Messed up Perl

Scott Haneda talklists at newgeo.com
Tue Oct 5 13:56:08 PDT 2010


On Oct 4, 2010, at 8:40 PM, Hal Vaughan <hal at halblog.com> wrote:

>  Here's an example: Tonight is Monday, so I'll put the garbage on the curb along with my recycling because they pick it up on Tuesday.  That's the default and the expected behavior.  Why should I check the city's website on that every Monday when they have stated that's how they work previously?  There's no reason I'd check every week to see if they're still picking up trash in my area on Tuesday.

This doesn't quite work though.  Everyone *learned* what day trash day is, and acts accordingly. That is what is happening here. 

The difference is, you just moved into a new home, the trash day is different from your previous home. You should call and ask or check the city website. 

That's fairly analogous to exactly what's going on here. 

When I first came to MacPorts I ran into a few issues wrapping my head around the p5's. Every port or package manager deals with them in their own special way. I've grown used to it and understand why things are the way they are. 

Nothing is permanent and banned from change, it just takes time and resources, something always running short handed on FOSS projects. 

I can say, the method in place now is the best for the current and new joining user base. You are the first to bring this issue to the list in some time. 

I recall PATH issues occurring much more often a while back, presumably before the prepending of the MacPorts prefix was added to the PATH methodology. 

Having a selector seems simple enough a contribution. However, I'm not sure that added decision complexity is worth it as the majority, old and new, understand the current approach. 

Shooting for majority understanding, at the expense of the minority, especially when the minority is able to easily understand the complexity of this method, is not a change I would like to see. It will burden the current developers from core fixes while dealing with a support issue that was never a problem before. 

I think the thing to take away here is yes, there may be a different method. This method may be technically better for you. It may even be technically better in general. That doesn't mean it is the right decision for all. That depends on the user base and nature of the software. 

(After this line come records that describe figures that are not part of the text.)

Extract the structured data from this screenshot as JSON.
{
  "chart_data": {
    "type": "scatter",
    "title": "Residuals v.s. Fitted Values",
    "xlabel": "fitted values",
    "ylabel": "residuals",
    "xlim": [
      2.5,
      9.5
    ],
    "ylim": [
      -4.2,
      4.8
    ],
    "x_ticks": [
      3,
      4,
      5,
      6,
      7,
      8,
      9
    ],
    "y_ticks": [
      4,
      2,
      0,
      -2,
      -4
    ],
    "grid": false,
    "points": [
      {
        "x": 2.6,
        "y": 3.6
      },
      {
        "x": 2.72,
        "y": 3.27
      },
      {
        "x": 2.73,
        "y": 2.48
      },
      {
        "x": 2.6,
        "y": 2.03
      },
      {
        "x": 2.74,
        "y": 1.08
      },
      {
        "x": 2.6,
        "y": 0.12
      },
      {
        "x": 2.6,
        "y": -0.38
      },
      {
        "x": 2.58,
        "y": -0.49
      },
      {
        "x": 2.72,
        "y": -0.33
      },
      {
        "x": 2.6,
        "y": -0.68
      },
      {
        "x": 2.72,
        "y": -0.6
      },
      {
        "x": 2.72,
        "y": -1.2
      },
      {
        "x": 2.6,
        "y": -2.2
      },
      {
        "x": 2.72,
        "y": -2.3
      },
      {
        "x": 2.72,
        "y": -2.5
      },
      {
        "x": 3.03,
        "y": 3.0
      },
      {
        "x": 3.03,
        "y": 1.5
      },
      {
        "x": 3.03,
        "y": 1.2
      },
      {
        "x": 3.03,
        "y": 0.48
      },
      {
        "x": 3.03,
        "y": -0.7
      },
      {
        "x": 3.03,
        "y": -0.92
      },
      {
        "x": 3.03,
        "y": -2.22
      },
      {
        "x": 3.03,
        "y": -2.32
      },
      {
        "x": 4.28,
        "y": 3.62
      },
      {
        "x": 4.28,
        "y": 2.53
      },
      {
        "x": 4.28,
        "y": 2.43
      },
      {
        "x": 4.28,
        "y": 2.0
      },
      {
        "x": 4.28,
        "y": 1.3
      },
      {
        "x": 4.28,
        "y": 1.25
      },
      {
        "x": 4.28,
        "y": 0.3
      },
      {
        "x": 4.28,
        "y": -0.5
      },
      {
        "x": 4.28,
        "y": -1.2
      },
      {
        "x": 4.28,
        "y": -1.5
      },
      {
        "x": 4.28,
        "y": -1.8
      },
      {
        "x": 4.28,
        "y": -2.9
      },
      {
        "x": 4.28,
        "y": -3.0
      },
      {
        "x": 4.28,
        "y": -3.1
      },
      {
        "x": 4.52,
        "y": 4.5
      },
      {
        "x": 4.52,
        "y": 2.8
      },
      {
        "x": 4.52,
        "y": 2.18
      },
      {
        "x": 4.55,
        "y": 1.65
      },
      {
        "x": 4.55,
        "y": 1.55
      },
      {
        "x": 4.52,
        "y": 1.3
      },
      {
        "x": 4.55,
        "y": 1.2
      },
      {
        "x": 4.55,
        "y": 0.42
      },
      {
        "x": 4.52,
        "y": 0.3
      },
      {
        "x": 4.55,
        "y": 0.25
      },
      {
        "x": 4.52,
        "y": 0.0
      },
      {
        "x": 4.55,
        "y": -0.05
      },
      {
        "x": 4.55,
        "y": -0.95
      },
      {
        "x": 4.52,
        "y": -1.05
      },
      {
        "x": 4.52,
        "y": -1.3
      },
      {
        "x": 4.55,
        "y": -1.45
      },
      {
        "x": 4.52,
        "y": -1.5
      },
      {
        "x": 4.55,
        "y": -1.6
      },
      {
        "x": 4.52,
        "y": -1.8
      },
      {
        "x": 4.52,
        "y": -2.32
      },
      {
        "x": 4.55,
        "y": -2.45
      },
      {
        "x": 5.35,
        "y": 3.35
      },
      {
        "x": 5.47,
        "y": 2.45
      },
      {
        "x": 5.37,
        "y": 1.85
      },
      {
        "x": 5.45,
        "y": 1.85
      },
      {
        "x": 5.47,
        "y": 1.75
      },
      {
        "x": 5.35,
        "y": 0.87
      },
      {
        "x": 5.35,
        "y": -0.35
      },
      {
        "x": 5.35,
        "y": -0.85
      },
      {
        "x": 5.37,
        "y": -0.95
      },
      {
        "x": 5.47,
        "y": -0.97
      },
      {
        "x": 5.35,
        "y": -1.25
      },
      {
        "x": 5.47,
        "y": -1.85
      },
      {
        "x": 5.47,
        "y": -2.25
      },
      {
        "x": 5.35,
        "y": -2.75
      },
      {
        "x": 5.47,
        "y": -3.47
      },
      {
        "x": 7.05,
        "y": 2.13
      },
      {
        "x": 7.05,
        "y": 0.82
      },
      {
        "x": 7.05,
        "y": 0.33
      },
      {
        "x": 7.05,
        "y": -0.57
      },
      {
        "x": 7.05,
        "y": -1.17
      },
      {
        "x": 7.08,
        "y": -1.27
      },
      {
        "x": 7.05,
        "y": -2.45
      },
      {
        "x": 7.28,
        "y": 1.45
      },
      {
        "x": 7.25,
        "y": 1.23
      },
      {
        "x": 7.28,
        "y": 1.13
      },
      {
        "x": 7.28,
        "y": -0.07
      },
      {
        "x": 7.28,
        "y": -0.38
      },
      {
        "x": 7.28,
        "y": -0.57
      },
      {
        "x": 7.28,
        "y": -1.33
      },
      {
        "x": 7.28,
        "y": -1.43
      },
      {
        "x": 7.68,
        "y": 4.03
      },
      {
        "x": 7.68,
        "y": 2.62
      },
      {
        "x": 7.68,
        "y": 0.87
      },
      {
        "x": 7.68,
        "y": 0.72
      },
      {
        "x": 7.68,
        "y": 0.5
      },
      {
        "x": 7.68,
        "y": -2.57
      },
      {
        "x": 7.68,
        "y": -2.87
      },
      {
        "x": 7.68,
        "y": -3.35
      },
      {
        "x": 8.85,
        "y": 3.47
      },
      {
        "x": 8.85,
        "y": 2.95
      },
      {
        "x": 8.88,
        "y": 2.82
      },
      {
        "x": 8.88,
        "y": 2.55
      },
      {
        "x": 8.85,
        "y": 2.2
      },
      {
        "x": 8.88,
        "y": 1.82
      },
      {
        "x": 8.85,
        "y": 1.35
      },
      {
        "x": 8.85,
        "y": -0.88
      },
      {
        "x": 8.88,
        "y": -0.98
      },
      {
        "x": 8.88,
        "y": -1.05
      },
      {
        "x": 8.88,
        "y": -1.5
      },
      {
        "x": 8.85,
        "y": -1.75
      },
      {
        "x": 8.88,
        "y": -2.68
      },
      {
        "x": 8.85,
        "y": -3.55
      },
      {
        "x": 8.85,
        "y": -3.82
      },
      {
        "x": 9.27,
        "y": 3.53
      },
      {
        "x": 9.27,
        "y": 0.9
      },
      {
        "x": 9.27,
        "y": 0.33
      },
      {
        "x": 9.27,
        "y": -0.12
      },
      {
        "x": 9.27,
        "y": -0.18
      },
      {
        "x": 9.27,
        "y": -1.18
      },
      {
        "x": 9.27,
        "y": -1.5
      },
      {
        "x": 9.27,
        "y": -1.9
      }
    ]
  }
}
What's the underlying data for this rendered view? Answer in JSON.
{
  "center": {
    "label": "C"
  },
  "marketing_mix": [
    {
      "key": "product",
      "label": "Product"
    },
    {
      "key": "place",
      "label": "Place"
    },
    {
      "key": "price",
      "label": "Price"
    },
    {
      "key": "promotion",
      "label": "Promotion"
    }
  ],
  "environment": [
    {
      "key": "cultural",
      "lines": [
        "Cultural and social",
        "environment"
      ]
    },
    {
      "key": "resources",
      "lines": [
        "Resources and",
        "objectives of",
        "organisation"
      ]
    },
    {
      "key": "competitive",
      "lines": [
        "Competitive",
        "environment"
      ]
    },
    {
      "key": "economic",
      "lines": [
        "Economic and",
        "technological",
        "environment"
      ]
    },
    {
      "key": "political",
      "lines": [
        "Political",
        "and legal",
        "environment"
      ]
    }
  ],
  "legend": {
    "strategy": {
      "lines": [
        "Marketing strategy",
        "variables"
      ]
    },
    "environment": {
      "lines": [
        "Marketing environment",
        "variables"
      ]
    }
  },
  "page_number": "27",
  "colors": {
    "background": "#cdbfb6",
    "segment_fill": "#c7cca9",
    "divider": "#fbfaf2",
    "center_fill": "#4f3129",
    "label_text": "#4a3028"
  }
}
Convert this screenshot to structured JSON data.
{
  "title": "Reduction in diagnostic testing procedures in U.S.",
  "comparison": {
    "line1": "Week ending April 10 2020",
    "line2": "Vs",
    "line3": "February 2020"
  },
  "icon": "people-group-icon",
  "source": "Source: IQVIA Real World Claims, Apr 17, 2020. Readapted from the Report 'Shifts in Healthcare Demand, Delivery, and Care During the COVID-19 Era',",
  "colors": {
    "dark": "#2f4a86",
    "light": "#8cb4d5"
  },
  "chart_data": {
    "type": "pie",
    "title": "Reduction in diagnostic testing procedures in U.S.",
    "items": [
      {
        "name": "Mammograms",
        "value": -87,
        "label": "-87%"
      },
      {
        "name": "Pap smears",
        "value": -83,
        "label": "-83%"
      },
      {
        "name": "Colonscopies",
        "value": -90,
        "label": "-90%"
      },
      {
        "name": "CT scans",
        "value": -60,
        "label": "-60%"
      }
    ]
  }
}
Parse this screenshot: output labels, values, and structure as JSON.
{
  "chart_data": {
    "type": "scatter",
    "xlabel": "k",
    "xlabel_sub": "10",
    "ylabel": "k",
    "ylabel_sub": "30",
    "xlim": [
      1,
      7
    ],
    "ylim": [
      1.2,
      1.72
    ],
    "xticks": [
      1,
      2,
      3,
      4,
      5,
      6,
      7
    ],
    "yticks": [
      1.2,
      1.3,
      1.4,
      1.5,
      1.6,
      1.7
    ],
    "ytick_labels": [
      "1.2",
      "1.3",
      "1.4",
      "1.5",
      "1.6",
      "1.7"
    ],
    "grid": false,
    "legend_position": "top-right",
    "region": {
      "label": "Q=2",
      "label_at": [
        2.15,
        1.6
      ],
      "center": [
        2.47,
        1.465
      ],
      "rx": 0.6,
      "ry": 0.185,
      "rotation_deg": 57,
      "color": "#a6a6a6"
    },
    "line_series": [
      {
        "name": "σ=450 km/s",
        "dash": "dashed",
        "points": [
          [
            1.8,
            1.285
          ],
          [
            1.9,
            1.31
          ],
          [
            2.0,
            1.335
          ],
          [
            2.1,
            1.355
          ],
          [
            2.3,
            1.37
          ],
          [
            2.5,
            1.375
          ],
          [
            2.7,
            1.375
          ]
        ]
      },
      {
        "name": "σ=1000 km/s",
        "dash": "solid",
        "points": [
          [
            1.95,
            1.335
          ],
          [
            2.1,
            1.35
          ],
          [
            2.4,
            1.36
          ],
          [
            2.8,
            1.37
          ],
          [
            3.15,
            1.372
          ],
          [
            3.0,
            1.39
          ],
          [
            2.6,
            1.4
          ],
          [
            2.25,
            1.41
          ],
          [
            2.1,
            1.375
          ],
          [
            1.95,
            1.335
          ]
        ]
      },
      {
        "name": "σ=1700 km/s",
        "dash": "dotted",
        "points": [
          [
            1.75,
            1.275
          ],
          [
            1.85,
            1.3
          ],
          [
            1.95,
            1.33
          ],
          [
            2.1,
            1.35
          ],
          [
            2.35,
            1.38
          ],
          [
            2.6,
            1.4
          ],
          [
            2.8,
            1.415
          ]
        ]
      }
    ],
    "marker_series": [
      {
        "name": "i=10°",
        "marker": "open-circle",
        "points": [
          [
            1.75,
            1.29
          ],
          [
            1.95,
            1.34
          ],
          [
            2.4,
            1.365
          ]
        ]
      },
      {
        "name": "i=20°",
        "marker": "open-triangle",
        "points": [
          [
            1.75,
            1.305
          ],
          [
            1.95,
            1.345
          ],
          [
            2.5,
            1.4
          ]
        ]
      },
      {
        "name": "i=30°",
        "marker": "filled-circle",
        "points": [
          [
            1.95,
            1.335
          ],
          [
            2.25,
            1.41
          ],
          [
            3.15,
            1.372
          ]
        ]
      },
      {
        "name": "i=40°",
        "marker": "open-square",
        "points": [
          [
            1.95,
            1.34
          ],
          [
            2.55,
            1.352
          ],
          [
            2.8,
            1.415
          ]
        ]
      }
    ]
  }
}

A great example is to read the forum post from the DropBox founder about the removal of a custom location for your Public directory feature. 1% of advanced users were upset. 100% of an AB testing group failed to comprehend or need the feature. In worst case scenarios data was lost; no amount if verbiage, alerts, docs, or otherwise could solve this. 

The decision to cater to the masses at the expense of the minority was the right call in my opinion. I see this as the same thing.